The design, manufacturing and maintenance of medical equipment can also be improved with mixed reality.

“Imagine converting computer-aided design files to 3D digital twins to see a holographic version of a medical technology device to evaluate different variants of the design in minutes, collaborating in person and remotely,” says Senner.

This is precisely what Stryker did. The medical technology firm integrated HoloLens into the design process of its operating rooms.

“Different surgical disciplines use shared operating rooms, but these specialities have widely different needs in terms of configuration and set-up,” says Senner. “Equipment placement is critical as it effects ergonomics, efficiency and task load, all of which have the potential to burden staff and slow procedures.”

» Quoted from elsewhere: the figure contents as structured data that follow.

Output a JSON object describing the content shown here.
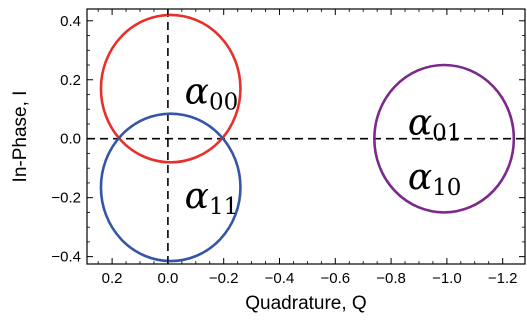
{
  "chart_data": {
    "type": "scatter",
    "title": "",
    "xlabel": "Quadrature, Q",
    "ylabel": "In-Phase, I",
    "xlim": [
      0.29,
      -1.28
    ],
    "ylim": [
      -0.425,
      0.44
    ],
    "x_reversed": true,
    "grid": false,
    "x_ticks": [
      {
        "value": 0.2,
        "label": "0.2"
      },
      {
        "value": 0.0,
        "label": "0.0"
      },
      {
        "value": -0.2,
        "label": "−0.2"
      },
      {
        "value": -0.4,
        "label": "−0.4"
      },
      {
        "value": -0.6,
        "label": "−0.6"
      },
      {
        "value": -0.8,
        "label": "−0.8"
      },
      {
        "value": -1.0,
        "label": "−1.0"
      },
      {
        "value": -1.2,
        "label": "−1.2"
      }
    ],
    "y_ticks": [
      {
        "value": 0.4,
        "label": "0.4"
      },
      {
        "value": 0.2,
        "label": "0.2"
      },
      {
        "value": 0.0,
        "label": "0.0"
      },
      {
        "value": -0.2,
        "label": "−0.2"
      },
      {
        "value": -0.4,
        "label": "−0.4"
      }
    ],
    "reference_lines": [
      {
        "orientation": "horizontal",
        "value": 0.0,
        "style": "dashed"
      },
      {
        "orientation": "vertical",
        "value": 0.0,
        "style": "dashed"
      }
    ],
    "circles": [
      {
        "center": [
          -0.01,
          0.17
        ],
        "radius": 0.25,
        "color": "#e8302b",
        "label_base": "α",
        "label_sub": "00"
      },
      {
        "center": [
          -0.01,
          -0.165
        ],
        "radius": 0.25,
        "color": "#3556a6",
        "label_base": "α",
        "label_sub": "11"
      },
      {
        "center": [
          -0.99,
          0.0
        ],
        "radius": 0.25,
        "color": "#7b2a8c",
        "label_base": "α",
        "label_sub": "01"
      }
    ],
    "annotations": [
      {
        "base": "α",
        "sub": "00",
        "at": [
          -0.06,
          0.16
        ]
      },
      {
        "base": "α",
        "sub": "11",
        "at": [
          -0.06,
          -0.195
        ]
      },
      {
        "base": "α",
        "sub": "01",
        "at": [
          -0.86,
          0.055
        ]
      },
      {
        "base": "α",
        "sub": "10",
        "at": [
          -0.86,
          -0.13
        ]
      }
    ]
  }
}
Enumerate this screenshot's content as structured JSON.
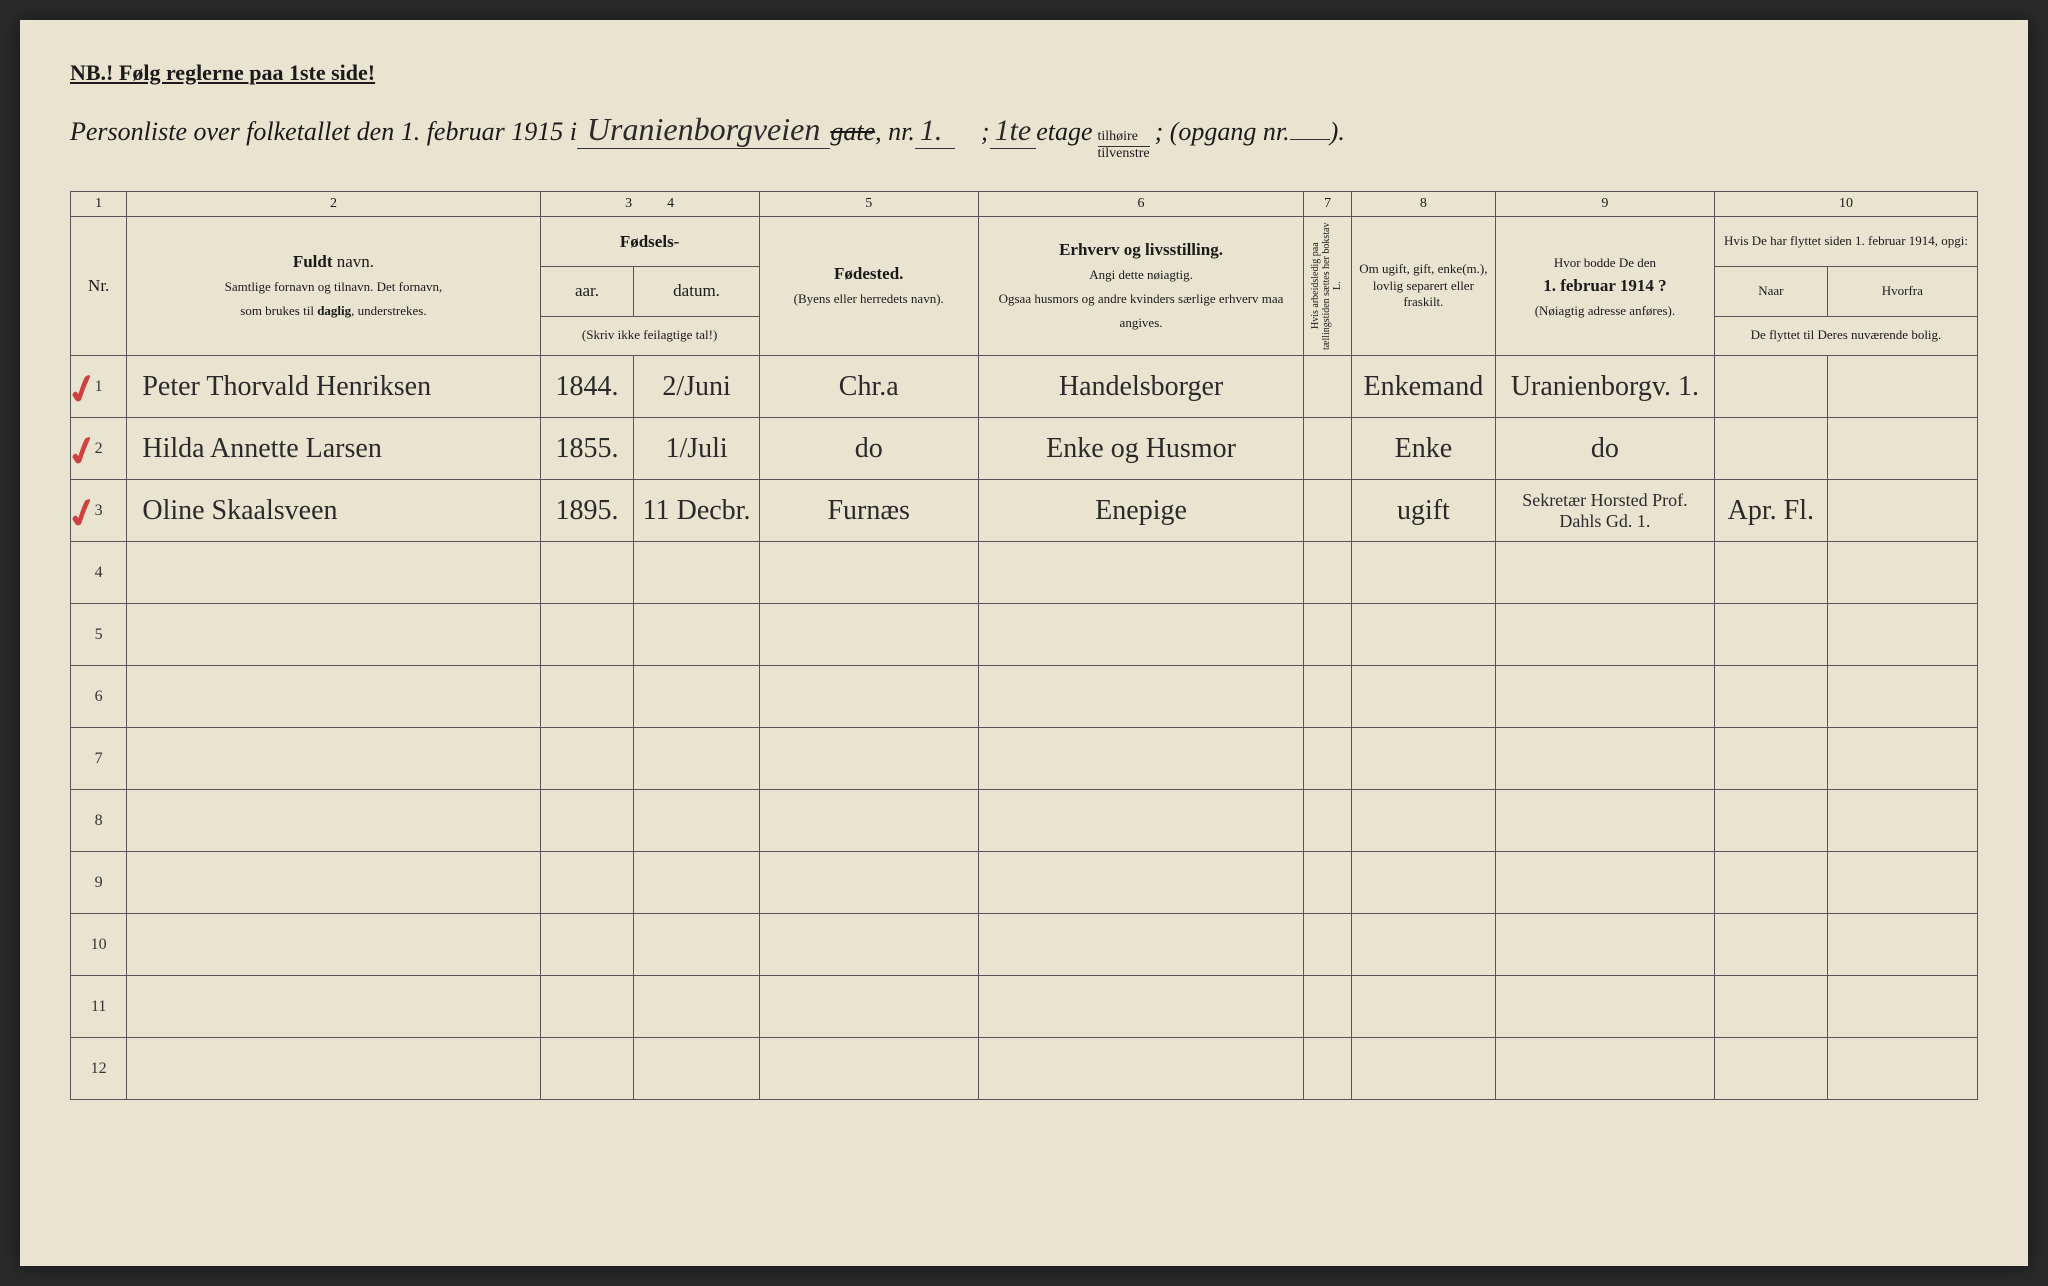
{
  "header": {
    "note": "NB.! Følg reglerne paa 1ste side!",
    "title_prefix": "Personliste over folketallet den 1. februar 1915 i",
    "street": "Uranienborgveien",
    "gate_struck": "gate",
    "nr_label": ", nr.",
    "nr_value": "1.",
    "separator": ";",
    "etage_value": "1te",
    "etage_label": "etage",
    "fraction_top": "tilhøire",
    "fraction_bottom": "tilvenstre",
    "opgang_label": "; (opgang nr.",
    "opgang_value": "",
    "closing": ")."
  },
  "columns": {
    "nums": [
      "1",
      "2",
      "3",
      "4",
      "5",
      "6",
      "7",
      "8",
      "9",
      "10"
    ],
    "nr": "Nr.",
    "name_bold": "Fuldt",
    "name_rest": " navn.",
    "name_sub1": "Samtlige fornavn og tilnavn. Det fornavn,",
    "name_sub2": "som brukes til ",
    "name_sub2_bold": "daglig",
    "name_sub2_end": ", understrekes.",
    "fodsels": "Fødsels-",
    "aar": "aar.",
    "datum": "datum.",
    "aar_sub": "(Skriv ikke feilagtige tal!)",
    "fodested": "Fødested.",
    "fodested_sub": "(Byens eller herredets navn).",
    "erhverv_bold": "Erhverv og livsstilling.",
    "erhverv_sub1": "Angi dette nøiagtig.",
    "erhverv_sub2": "Ogsaa husmors og andre kvinders særlige erhverv maa angives.",
    "col7": "Hvis arbeidsledig paa tællingstiden sættes her bokstav L.",
    "col8": "Om ugift, gift, enke(m.), lovlig separert eller fraskilt.",
    "col9_line1": "Hvor bodde De den",
    "col9_bold": "1. februar 1914 ?",
    "col9_sub": "(Nøiagtig adresse anføres).",
    "col10_top": "Hvis De har flyttet siden 1. februar 1914, opgi:",
    "col10_naar": "Naar",
    "col10_hvorfra": "Hvorfra",
    "col10_sub": "De flyttet til Deres nuværende bolig."
  },
  "rows": [
    {
      "num": "1",
      "red_mark": true,
      "name": "Peter Thorvald Henriksen",
      "aar": "1844.",
      "datum": "2/Juni",
      "fodested": "Chr.a",
      "erhverv": "Handelsborger",
      "col7": "",
      "status": "Enkemand",
      "bodde": "Uranienborgv. 1.",
      "naar": "",
      "hvorfra": ""
    },
    {
      "num": "2",
      "red_mark": true,
      "name": "Hilda Annette Larsen",
      "aar": "1855.",
      "datum": "1/Juli",
      "fodested": "do",
      "erhverv": "Enke og Husmor",
      "col7": "",
      "status": "Enke",
      "bodde": "do",
      "naar": "",
      "hvorfra": ""
    },
    {
      "num": "3",
      "red_mark": true,
      "name": "Oline Skaalsveen",
      "aar": "1895.",
      "datum": "11 Decbr.",
      "fodested": "Furnæs",
      "erhverv": "Enepige",
      "col7": "",
      "status": "ugift",
      "bodde": "Sekretær Horsted Prof. Dahls Gd. 1.",
      "naar": "Apr. Fl.",
      "hvorfra": ""
    },
    {
      "num": "4",
      "red_mark": false,
      "name": "",
      "aar": "",
      "datum": "",
      "fodested": "",
      "erhverv": "",
      "col7": "",
      "status": "",
      "bodde": "",
      "naar": "",
      "hvorfra": ""
    },
    {
      "num": "5",
      "red_mark": false,
      "name": "",
      "aar": "",
      "datum": "",
      "fodested": "",
      "erhverv": "",
      "col7": "",
      "status": "",
      "bodde": "",
      "naar": "",
      "hvorfra": ""
    },
    {
      "num": "6",
      "red_mark": false,
      "name": "",
      "aar": "",
      "datum": "",
      "fodested": "",
      "erhverv": "",
      "col7": "",
      "status": "",
      "bodde": "",
      "naar": "",
      "hvorfra": ""
    },
    {
      "num": "7",
      "red_mark": false,
      "name": "",
      "aar": "",
      "datum": "",
      "fodested": "",
      "erhverv": "",
      "col7": "",
      "status": "",
      "bodde": "",
      "naar": "",
      "hvorfra": ""
    },
    {
      "num": "8",
      "red_mark": false,
      "name": "",
      "aar": "",
      "datum": "",
      "fodested": "",
      "erhverv": "",
      "col7": "",
      "status": "",
      "bodde": "",
      "naar": "",
      "hvorfra": ""
    },
    {
      "num": "9",
      "red_mark": false,
      "name": "",
      "aar": "",
      "datum": "",
      "fodested": "",
      "erhverv": "",
      "col7": "",
      "status": "",
      "bodde": "",
      "naar": "",
      "hvorfra": ""
    },
    {
      "num": "10",
      "red_mark": false,
      "name": "",
      "aar": "",
      "datum": "",
      "fodested": "",
      "erhverv": "",
      "col7": "",
      "status": "",
      "bodde": "",
      "naar": "",
      "hvorfra": ""
    },
    {
      "num": "11",
      "red_mark": false,
      "name": "",
      "aar": "",
      "datum": "",
      "fodested": "",
      "erhverv": "",
      "col7": "",
      "status": "",
      "bodde": "",
      "naar": "",
      "hvorfra": ""
    },
    {
      "num": "12",
      "red_mark": false,
      "name": "",
      "aar": "",
      "datum": "",
      "fodested": "",
      "erhverv": "",
      "col7": "",
      "status": "",
      "bodde": "",
      "naar": "",
      "hvorfra": ""
    }
  ]
}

Using HoloLens, Stryker enabled a team of surgeons to collaborate and work with holograms in the physical operating room. This reduced the design time and errors, and shortened sales cycles of its operating rooms by enabling customers to interact with the product in 3D and understand its value.

But Microsoft is not resting on its laurels with the success of HoloLens and HoloLens 2. “We are investing heavily in cloud services to make it easier to develop collaborative and immersive mixed reality experiences,” says Senner. “We want to help our partners continue building industry-leading solutions and make it as easy possible for customers to use mixed reality to improve daily operations and patient experiences.”

Partner perspectives 
We asked a selection of Microsoft partners how they are building on the HoloLens platform to help healthcare providers develop innovative solutions that empower employees to deliver better patient experiences. Below are extracts from their responses, which you can read in full from page 176 of the digital edition of the Autumn 2021 issue of Technology Record

Sirko Pelzl, CEO and founder of apoQlar, said: “VSI HoloMedicine is a medically certified cloud-based platform that leverages the Microsoft HoloLens 2 hardware to transform medical images, clinical workflows and medical education into an interactive 3D mixed reality environment.” 

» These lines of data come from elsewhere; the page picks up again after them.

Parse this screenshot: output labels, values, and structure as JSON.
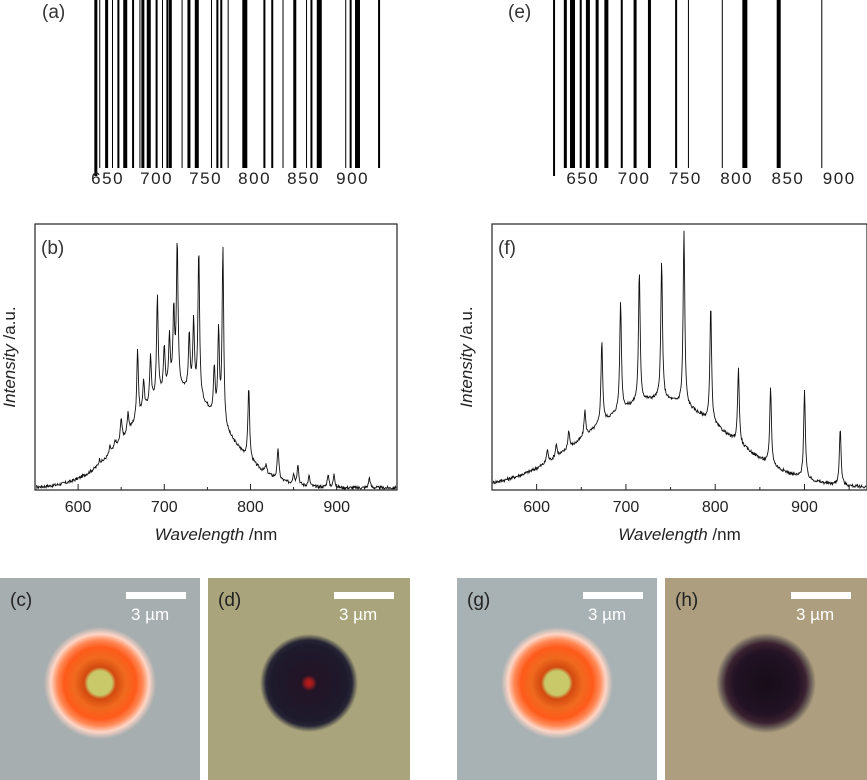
{
  "barcodes": [
    {
      "label": "(a)",
      "ticks": [
        "650",
        "700",
        "750",
        "800",
        "850",
        "900"
      ],
      "x_range": [
        630,
        930
      ],
      "lines": [
        {
          "nm": 638,
          "w": 3
        },
        {
          "nm": 642,
          "w": 1
        },
        {
          "nm": 649,
          "w": 3
        },
        {
          "nm": 655,
          "w": 1
        },
        {
          "nm": 661,
          "w": 2
        },
        {
          "nm": 668,
          "w": 4
        },
        {
          "nm": 676,
          "w": 2
        },
        {
          "nm": 683,
          "w": 1
        },
        {
          "nm": 686,
          "w": 3
        },
        {
          "nm": 692,
          "w": 4
        },
        {
          "nm": 700,
          "w": 2
        },
        {
          "nm": 706,
          "w": 1
        },
        {
          "nm": 711,
          "w": 2
        },
        {
          "nm": 714,
          "w": 3
        },
        {
          "nm": 726,
          "w": 1
        },
        {
          "nm": 733,
          "w": 3
        },
        {
          "nm": 741,
          "w": 4
        },
        {
          "nm": 756,
          "w": 1
        },
        {
          "nm": 762,
          "w": 2
        },
        {
          "nm": 766,
          "w": 2
        },
        {
          "nm": 773,
          "w": 1
        },
        {
          "nm": 790,
          "w": 5
        },
        {
          "nm": 810,
          "w": 2
        },
        {
          "nm": 818,
          "w": 2
        },
        {
          "nm": 829,
          "w": 1
        },
        {
          "nm": 841,
          "w": 3
        },
        {
          "nm": 853,
          "w": 1
        },
        {
          "nm": 858,
          "w": 2
        },
        {
          "nm": 866,
          "w": 5
        },
        {
          "nm": 893,
          "w": 1
        },
        {
          "nm": 898,
          "w": 2
        },
        {
          "nm": 905,
          "w": 5
        },
        {
          "nm": 927,
          "w": 2
        }
      ]
    },
    {
      "label": "(e)",
      "ticks": [
        "650",
        "700",
        "750",
        "800",
        "850",
        "900"
      ],
      "x_range": [
        620,
        930
      ],
      "lines": [
        {
          "nm": 622,
          "w": 2
        },
        {
          "nm": 633,
          "w": 3
        },
        {
          "nm": 640,
          "w": 5
        },
        {
          "nm": 648,
          "w": 2
        },
        {
          "nm": 655,
          "w": 4
        },
        {
          "nm": 664,
          "w": 3
        },
        {
          "nm": 673,
          "w": 4
        },
        {
          "nm": 688,
          "w": 2
        },
        {
          "nm": 701,
          "w": 3
        },
        {
          "nm": 715,
          "w": 3
        },
        {
          "nm": 741,
          "w": 2
        },
        {
          "nm": 753,
          "w": 1
        },
        {
          "nm": 786,
          "w": 1
        },
        {
          "nm": 808,
          "w": 5
        },
        {
          "nm": 841,
          "w": 4
        },
        {
          "nm": 883,
          "w": 1
        }
      ]
    }
  ],
  "chart_data": [
    {
      "type": "line",
      "panel_label": "(b)",
      "xlabel_italic": "Wavelength",
      "xlabel_unit": " /nm",
      "ylabel_italic": "Intensity",
      "ylabel_unit": " /a.u.",
      "xlim": [
        550,
        970
      ],
      "ylim": [
        0,
        1.02
      ],
      "xticks": [
        600,
        700,
        800,
        900
      ],
      "grid": false,
      "background": {
        "center": 715,
        "width": 75,
        "height": 0.38,
        "noise": 0.012
      },
      "peaks": [
        {
          "x": 625,
          "y": 0.02
        },
        {
          "x": 637,
          "y": 0.03
        },
        {
          "x": 643,
          "y": 0.03
        },
        {
          "x": 650,
          "y": 0.09
        },
        {
          "x": 658,
          "y": 0.07
        },
        {
          "x": 669,
          "y": 0.27
        },
        {
          "x": 676,
          "y": 0.12
        },
        {
          "x": 684,
          "y": 0.18
        },
        {
          "x": 692,
          "y": 0.39
        },
        {
          "x": 700,
          "y": 0.17
        },
        {
          "x": 706,
          "y": 0.2
        },
        {
          "x": 711,
          "y": 0.29
        },
        {
          "x": 715,
          "y": 0.56
        },
        {
          "x": 729,
          "y": 0.22
        },
        {
          "x": 734,
          "y": 0.27
        },
        {
          "x": 740,
          "y": 0.57
        },
        {
          "x": 758,
          "y": 0.18
        },
        {
          "x": 763,
          "y": 0.34
        },
        {
          "x": 768,
          "y": 0.68
        },
        {
          "x": 798,
          "y": 0.28
        },
        {
          "x": 818,
          "y": 0.03
        },
        {
          "x": 832,
          "y": 0.12
        },
        {
          "x": 850,
          "y": 0.04
        },
        {
          "x": 855,
          "y": 0.08
        },
        {
          "x": 868,
          "y": 0.04
        },
        {
          "x": 890,
          "y": 0.05
        },
        {
          "x": 897,
          "y": 0.05
        },
        {
          "x": 938,
          "y": 0.04
        }
      ]
    },
    {
      "type": "line",
      "panel_label": "(f)",
      "xlabel_italic": "Wavelength",
      "xlabel_unit": " /nm",
      "ylabel_italic": "Intensity",
      "ylabel_unit": " /a.u.",
      "xlim": [
        550,
        970
      ],
      "ylim": [
        0,
        1.02
      ],
      "xticks": [
        600,
        700,
        800,
        900
      ],
      "grid": false,
      "background": {
        "center": 735,
        "width": 110,
        "height": 0.34,
        "noise": 0.012
      },
      "peaks": [
        {
          "x": 612,
          "y": 0.05
        },
        {
          "x": 622,
          "y": 0.05
        },
        {
          "x": 636,
          "y": 0.07
        },
        {
          "x": 654,
          "y": 0.1
        },
        {
          "x": 673,
          "y": 0.32
        },
        {
          "x": 694,
          "y": 0.42
        },
        {
          "x": 715,
          "y": 0.5
        },
        {
          "x": 740,
          "y": 0.53
        },
        {
          "x": 765,
          "y": 0.67
        },
        {
          "x": 795,
          "y": 0.45
        },
        {
          "x": 826,
          "y": 0.29
        },
        {
          "x": 862,
          "y": 0.3
        },
        {
          "x": 900,
          "y": 0.34
        },
        {
          "x": 940,
          "y": 0.22
        }
      ]
    }
  ],
  "micrographs": [
    {
      "label": "(c)",
      "scale_text": "3 µm",
      "bg": "#a7aeaf",
      "type": "bright"
    },
    {
      "label": "(d)",
      "scale_text": "3 µm",
      "bg": "#a9a47b",
      "type": "dark-red"
    },
    {
      "label": "(g)",
      "scale_text": "3 µm",
      "bg": "#a8b1b3",
      "type": "bright"
    },
    {
      "label": "(h)",
      "scale_text": "3 µm",
      "bg": "#ac9e7e",
      "type": "dark"
    }
  ]
}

Dr Till Bay, CEO of Incremed, said: “Incremed uses mixed reality and machine learning in combination with Microsoft HoloLens 2 and Azure Kinect to revolutionise diagnostics and therapeutic interventions across various disciplines of medicine.” 

Phil Moore, digital innovation lead for the public sector at Insight, said: “The UK’s NHS trusts needed to rapidly implement Microsoft HoloLens but were struggling with both technical deployment and end user training. Insight developed the Fast Start service, which takes an organisation from unboxing HoloLens through to their first remote assist call, all within just one day.”